6. Kondrat'ev, G. M. Approximate calculation of thermal clothing. Proceedings of the TSNIISHP, 1957, No. 6.

7. Tretyakova L. I. On the thermal calculation of clothing. Izvestiya vuzov, Technology of light industry, 1962, No. 6.

8. Tretyakova L. I. Study of thermal properties of cotton pads. Izvestiya vuzov, Technology of light industry, 1958, No. 1.

9. Barton and Edholm. People in cold conditions. Vol IL, Moscow, 1957.

10. Kolesnikov P. A., Gushchin K. G. Comparative analysis of thermal insulation materials of clothing. Research works TSNIISHP, 1962, № 10.

11. Performance properties of fabrics and modern methods of their assessment, under the General editorship of P. A. Kolesnikova.

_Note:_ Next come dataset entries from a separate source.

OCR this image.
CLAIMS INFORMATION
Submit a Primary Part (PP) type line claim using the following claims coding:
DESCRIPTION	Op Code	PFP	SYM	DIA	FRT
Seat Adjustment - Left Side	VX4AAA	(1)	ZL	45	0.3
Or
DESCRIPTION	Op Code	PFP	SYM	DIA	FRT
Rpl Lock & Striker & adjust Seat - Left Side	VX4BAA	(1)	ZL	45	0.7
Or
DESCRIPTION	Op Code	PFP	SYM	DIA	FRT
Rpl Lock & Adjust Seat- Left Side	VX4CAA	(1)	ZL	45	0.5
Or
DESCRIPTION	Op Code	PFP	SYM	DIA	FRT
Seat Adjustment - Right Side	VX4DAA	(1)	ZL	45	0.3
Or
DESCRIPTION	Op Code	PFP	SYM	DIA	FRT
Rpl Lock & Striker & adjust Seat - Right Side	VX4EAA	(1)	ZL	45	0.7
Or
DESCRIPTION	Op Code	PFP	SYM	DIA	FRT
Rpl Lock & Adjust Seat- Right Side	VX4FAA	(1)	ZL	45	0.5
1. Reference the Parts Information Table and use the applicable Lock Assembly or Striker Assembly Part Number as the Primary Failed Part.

Wasteheat, 1960.

12. Mikhailov S. M., Shangina, V. F., the Use of fabrics, doubled with foam rubber, in the manufacture of clothing, 5Курн. "Sewing promyshlennosti", 1962, № 2.

13. Kolesnikov P. A. principles of construction of a rational heat-protective clothing, LDNTP, 1961.

14. Tserevitinov B. F. Scientific bases of commodity science of fur products. Thesis, MTILP, 1965.